Originally Posted by country_20boy
The other thread got me thinking, so I have a question:

Not wanting to start an argument, but asking a legitimate question to those with experience. It seems that many on here detest the SST and many sing the praises of the VLD.

Why the love for Bergers and the hatred for Hornady SST? I've never used a Berger, but have extensive experience with SST's of the 150 gr, 30 cal variety and the 154 gr, 7mm version and a little with the 139 gr, 7mm version on white-tailed deer. In my experience, they do exactly what many on here describe as the ideal performance by making jello of the entire chest cavity. I've personally killed +/-75 deer with a 30-06 SST and have helped drag, load, and skin another 200 deer shot with a 7mmRM SST. These range from 100-275 lbs and from point blank to 400+ yards.

I have seen many, many times when a simple lung shot dumped the deer like it had a semi-truck dropped on it. In fact, I would say dropping in their tracks is more of the rule than the exception when you make any kind of decent center mass shot from about any angle.

The SST probably wouldn't be my first choice for elk or moose, but they sure do a great job on deer in my experience. According to many on this forum, they explode on contact and can't penetrate a deer's shoulder. My experience says they can break 2 shoulders pretty easily and do a lot of damage in between. I would estimate that I had exit holes on 50-70% of the deer that I shot with them. I don't recall a deer ever going far with even a decent shot.

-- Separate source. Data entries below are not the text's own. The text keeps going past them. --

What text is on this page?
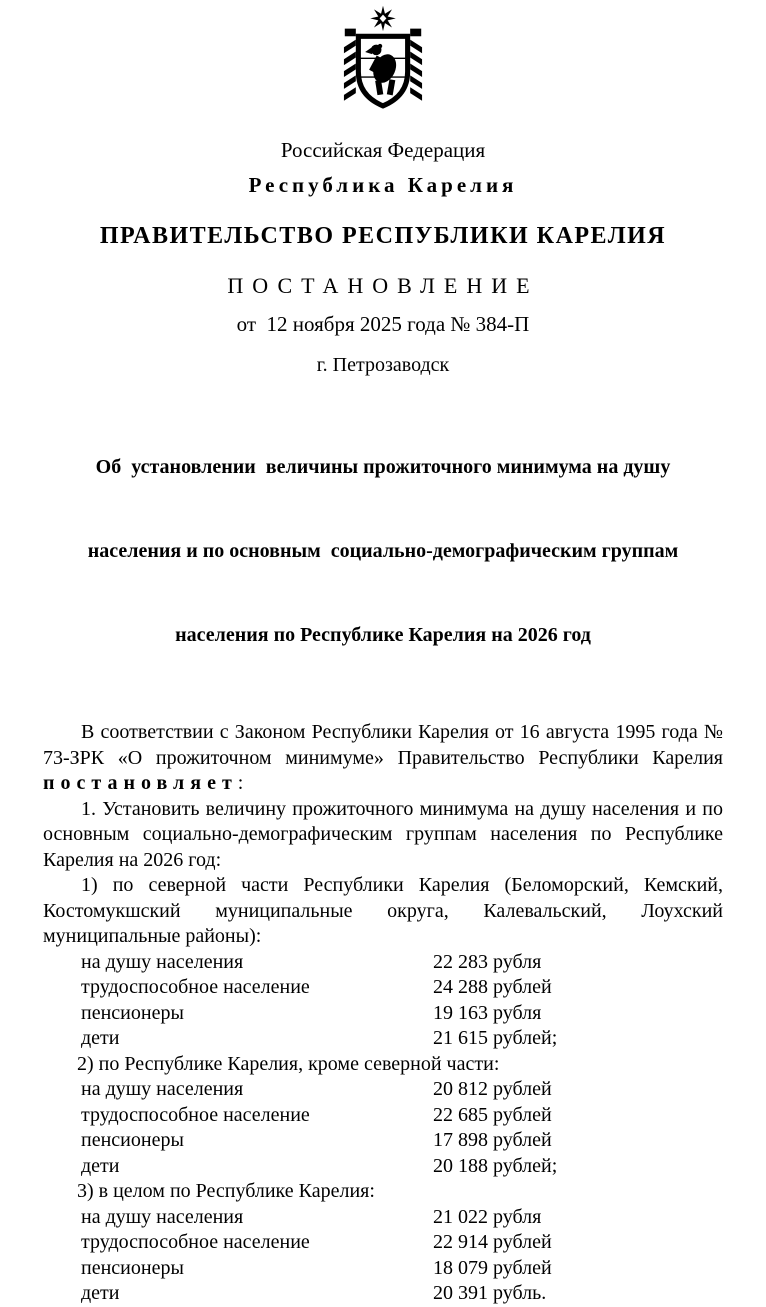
Российская Федерация
Республика Карелия
ПРАВИТЕЛЬСТВО РЕСПУБЛИКИ КАРЕЛИЯ
ПОСТАНОВЛЕНИЕ
от  12 ноября 2025 года № 384-П
г. Петрозаводск

Об  установлении  величины прожиточного минимума на душу

населения и по основным  социально-демографическим группам

населения по Республике Карелия на 2026 год

В соответствии с Законом Республики Карелия от 16 августа 1995 года № 73-ЗРК «О прожиточном минимуме» Правительство Республики Карелия постановляет:

1. Установить величину прожиточного минимума на душу населения и по основным социально-демографическим группам населения по Республике Карелия на 2026 год:

1) по северной части Республики Карелия (Беломорский, Кемский, Костомукшский муниципальные округа, Калевальский, Лоухский муниципальные районы):

на душу населения	22 283 рубля
трудоспособное население	24 288 рублей
пенсионеры	19 163 рубля
дети	21 615 рублей;

2) по Республике Карелия, кроме северной части:

на душу населения	20 812 рублей
трудоспособное население	22 685 рублей
пенсионеры	17 898 рублей
дети	20 188 рублей;

3) в целом по Республике Карелия:

на душу населения	21 022 рубля
трудоспособное население	22 914 рублей
пенсионеры	18 079 рублей
дети	20 391 рубль.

All that being said, I semi-retired the '06 about 5 seasons ago and have been using a 7mm-08 with 120 TTSX more recently which is complete opposite in performance, but shot placement trumps all.



In my limited observations of match bullets on game, terminal performance is more eradicate in the form of almost bullet blow up to little expansion till well into animal creating the large exits.... But by golly, that load could trim the third hair down on a gnats ball sack on the left side though grin

The SST for me has always been like you stated, I've never had one blow up on entrance but that is where the destruction starts. The accuracy of the sst bullet is one hole, maybe slightly larger than the diameter of the bullet. But that tends to happen when multiple shots pass threw the same hole taking some of the 'fuz' from around the bullet hole.

I had one 162 7mm sst bust both shoulders of a 200 lb black bear 20-ish yards away leaving the muzzle a little over 2800 fps with my .280. At the shot, the bear just folded and rolled down into the creek. I found the bullet under the hide on the opposite side but instead of a lead core in the jacket, it was bone. The lead core and some scapula traded places. Yep, destruction was vast but a bear that close unexpectedly was not planed and the hyper-expanding bullet did very well.


happiness is elbow deep in elk guts.